4.Editorial Taking the image holistically, something funny is happening. Dance is not something that people in protest do, nor is dancing something someone does to demonstrate a serious ideal. The artist is obviously trying to indicate that these politicians are dancing around the real issues of race and slavery. The politicians are not addressing the true issue in a meaningful way. The politicians should adjust their thinking and begin addressing the real issues of the election.
5.Indicative Each candidate in this cartoon is listed in a somewhat detrimental manner. The artist seems to be indicating that all of these candidates are putting their best foot forward, and carrying some skeletons in the closet. None of the candidates, in this artist portrayal, are pure and right for the candidacy. There are no icons of righteousness, nor icons of positive meaning in the actions of the characters.
6.Oppositional The ideas presented in the image are generally offensive to all parties involved. For the minorities because they are being regarded as associated with a political cause, and for the politicians because they appear to be playing politics, as we would say in modern parlance. The image is somewhat unfair to the Dred Scott case, as it had been an issue some 2-3 years past. (The Dred Scott decision came in 1857, and this picture is from the 1960 election.) If all fairness were given to the candidates, both positive and negative aspects of their ideals could be depicted, instead of having their ideals depicted purely in a negative light. I also wonder why the author depicted the Irish immigrant in such poor clothing. It would seem the slave girl should be in much worse clothing than an freeman.
7.Reflexive This cartoon tells us of the very complex nature of the political system and prejudices in the 1860's. Prejudice is not a simply matter of liking a majority group, but also of liking certain minorities less than others.


Reflection on this process.

I feel that I should reflect on this process because it was amazingly difficult. I felt like I had to make some very uncomfortable assumptions based on my knowledge in order to create this reading. I don't know if I was uncomfortable with the assumptions because of a lack of comprehending the picture, or perhaps I felt I was not getting the facts correct.

There were some areas of this image that were easier to address. There were, for example, few icons in the image, so the iconic reading was simple. The editorial and indicative readings were difficult because they seemed to be similar. Finally, I ended up making an assumption that a political campaign is a serious thing, and these candidates are being portrayed dancing, which is frivolous. I took this to be a negative view of the candidates and read it as such.

Over all, I think that my reading is uncomfortable because of inexperience in this area of reading an image.


  1. Interesting cartoon, I like the playful nature of the drawings. As you note in your indicative reading, however, the artist is not in a playful mood. He does not seem to favor any of the characters depicted. I think that your iconic reading is right on.

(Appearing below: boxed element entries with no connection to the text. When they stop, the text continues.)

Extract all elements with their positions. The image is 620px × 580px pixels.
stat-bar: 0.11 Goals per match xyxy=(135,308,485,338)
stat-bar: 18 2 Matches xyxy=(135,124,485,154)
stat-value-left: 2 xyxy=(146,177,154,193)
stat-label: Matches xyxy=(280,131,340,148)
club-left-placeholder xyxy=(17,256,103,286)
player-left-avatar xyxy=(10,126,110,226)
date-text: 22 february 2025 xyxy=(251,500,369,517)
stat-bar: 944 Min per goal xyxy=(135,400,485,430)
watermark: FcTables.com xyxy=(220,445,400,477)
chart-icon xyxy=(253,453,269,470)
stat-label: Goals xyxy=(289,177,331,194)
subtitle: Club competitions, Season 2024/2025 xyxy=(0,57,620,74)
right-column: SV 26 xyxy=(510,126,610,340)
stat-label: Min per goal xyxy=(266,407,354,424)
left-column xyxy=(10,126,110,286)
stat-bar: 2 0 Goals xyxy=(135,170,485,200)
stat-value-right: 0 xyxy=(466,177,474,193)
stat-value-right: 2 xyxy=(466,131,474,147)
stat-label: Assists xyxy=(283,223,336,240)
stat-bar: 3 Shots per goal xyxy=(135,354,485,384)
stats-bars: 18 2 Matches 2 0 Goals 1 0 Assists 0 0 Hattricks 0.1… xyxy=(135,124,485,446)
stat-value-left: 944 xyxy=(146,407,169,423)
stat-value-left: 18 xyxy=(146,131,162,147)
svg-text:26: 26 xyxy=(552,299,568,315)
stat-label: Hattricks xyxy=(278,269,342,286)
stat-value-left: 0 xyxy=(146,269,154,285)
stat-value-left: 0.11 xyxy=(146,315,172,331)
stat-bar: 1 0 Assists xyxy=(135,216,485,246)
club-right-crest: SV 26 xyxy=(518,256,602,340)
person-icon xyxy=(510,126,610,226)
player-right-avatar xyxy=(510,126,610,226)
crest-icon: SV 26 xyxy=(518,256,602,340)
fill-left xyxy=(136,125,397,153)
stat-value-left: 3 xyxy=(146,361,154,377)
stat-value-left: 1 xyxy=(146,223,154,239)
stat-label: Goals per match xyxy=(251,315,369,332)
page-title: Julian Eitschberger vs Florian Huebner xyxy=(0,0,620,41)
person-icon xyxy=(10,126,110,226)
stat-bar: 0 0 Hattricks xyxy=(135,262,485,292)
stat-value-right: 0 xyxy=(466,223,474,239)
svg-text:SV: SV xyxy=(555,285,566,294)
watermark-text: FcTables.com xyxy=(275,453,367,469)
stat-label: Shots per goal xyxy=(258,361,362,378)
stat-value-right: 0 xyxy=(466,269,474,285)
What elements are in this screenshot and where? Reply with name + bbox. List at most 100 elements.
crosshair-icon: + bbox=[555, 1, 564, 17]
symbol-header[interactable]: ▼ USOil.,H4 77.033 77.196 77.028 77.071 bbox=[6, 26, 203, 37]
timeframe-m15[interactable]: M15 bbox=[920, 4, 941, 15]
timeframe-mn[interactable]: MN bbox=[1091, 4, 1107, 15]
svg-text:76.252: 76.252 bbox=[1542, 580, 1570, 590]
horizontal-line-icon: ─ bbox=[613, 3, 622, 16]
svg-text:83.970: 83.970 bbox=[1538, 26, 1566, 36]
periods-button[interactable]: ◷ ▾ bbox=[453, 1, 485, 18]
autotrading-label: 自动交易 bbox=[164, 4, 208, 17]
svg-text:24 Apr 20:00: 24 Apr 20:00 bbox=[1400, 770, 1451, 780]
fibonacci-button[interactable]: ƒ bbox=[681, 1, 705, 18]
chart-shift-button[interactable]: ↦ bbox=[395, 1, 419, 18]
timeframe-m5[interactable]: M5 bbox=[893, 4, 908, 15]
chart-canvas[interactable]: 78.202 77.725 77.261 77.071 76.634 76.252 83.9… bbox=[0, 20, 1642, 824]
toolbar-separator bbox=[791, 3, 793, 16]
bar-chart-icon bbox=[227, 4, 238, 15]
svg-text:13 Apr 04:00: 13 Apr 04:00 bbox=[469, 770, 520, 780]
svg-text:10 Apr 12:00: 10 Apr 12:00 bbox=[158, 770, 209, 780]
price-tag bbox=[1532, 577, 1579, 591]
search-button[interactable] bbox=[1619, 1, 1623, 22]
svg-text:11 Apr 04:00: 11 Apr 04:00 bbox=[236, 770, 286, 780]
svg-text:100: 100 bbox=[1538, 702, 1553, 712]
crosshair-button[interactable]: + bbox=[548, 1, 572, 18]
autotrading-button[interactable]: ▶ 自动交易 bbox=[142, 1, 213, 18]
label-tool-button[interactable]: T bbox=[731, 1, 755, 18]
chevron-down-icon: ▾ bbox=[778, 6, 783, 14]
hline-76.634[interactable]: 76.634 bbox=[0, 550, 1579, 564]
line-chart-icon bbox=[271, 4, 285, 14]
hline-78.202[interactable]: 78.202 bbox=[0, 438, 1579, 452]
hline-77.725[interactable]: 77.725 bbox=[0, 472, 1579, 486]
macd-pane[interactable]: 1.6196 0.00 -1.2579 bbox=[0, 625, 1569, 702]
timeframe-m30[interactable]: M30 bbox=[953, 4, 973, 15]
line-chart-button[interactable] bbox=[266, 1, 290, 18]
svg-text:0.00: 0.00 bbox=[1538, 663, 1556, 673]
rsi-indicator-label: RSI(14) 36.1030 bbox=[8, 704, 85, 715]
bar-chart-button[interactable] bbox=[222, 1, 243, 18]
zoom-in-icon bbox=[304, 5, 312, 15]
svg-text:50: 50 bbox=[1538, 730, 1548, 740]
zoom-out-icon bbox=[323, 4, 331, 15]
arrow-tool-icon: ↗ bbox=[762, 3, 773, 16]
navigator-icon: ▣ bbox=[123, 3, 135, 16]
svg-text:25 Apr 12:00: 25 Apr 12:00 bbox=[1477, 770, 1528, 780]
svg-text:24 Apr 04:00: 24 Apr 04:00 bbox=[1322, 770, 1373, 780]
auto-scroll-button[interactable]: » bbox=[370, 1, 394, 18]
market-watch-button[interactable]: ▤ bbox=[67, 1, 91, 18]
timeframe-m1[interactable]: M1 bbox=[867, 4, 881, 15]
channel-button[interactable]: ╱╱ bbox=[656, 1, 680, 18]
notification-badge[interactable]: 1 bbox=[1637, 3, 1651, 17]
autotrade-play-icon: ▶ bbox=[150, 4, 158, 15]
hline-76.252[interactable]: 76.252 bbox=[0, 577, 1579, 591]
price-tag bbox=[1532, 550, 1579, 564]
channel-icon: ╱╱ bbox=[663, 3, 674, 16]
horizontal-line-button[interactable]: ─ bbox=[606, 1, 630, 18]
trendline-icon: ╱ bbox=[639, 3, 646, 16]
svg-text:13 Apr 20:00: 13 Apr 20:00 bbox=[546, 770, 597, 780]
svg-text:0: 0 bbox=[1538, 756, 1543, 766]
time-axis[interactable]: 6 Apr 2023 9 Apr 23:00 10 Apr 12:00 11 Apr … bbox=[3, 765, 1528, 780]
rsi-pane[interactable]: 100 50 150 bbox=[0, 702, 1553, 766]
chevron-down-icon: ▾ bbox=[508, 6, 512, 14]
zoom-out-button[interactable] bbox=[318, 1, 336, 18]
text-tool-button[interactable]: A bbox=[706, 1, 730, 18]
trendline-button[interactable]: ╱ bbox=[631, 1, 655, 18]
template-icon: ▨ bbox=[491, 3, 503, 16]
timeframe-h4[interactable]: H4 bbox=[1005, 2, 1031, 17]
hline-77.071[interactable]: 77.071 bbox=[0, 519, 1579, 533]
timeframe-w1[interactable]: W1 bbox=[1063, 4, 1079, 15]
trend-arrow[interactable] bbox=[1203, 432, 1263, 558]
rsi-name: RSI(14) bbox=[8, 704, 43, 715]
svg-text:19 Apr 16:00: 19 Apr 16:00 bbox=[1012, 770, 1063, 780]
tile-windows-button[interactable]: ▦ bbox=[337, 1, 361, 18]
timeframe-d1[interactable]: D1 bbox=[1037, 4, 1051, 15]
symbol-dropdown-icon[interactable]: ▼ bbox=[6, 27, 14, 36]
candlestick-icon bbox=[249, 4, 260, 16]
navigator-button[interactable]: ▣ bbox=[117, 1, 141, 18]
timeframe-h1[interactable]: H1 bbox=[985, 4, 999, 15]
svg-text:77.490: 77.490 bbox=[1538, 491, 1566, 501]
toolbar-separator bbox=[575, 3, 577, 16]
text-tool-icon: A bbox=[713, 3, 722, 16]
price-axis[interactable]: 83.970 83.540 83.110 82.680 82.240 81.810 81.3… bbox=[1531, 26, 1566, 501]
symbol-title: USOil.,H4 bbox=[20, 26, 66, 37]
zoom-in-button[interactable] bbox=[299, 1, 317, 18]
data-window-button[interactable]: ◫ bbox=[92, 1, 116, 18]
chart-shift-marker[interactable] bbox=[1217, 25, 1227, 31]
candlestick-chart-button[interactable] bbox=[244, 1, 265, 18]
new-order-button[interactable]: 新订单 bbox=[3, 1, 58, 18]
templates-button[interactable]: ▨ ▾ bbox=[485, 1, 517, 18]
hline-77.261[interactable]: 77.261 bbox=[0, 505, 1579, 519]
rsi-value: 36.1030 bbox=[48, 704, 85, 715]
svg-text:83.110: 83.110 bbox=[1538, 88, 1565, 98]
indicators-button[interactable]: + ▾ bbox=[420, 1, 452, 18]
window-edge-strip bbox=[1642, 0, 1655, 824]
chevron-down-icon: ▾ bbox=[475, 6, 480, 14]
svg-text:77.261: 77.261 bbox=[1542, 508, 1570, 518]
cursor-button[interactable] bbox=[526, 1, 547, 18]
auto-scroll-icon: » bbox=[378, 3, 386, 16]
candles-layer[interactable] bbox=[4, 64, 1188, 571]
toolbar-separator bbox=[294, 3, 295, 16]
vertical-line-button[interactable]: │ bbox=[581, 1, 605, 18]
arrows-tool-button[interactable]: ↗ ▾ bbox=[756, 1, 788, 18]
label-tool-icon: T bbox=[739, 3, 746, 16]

It does seem like the author is outraged that these people are not serious and thoughtful about the issues at hand. Good work!

  2. Jonathan- I agree with your frustration. I found the experience to be difficult yet rewarding. I am very unfamiliar with the history of the time period and had a hard time doing my reading because of this. I think you are right that the indicative and the editorial readings are the hardest. I think that your commentary on the dress of the characters represented may be part of the indicative reading. You mention this in the oppositional section, yet I think you have made an indicative observation regarding the dress of the Irishman. This imagery plays on the contemporary perception of the Irish which speaks to the social and cultural milieu of the author.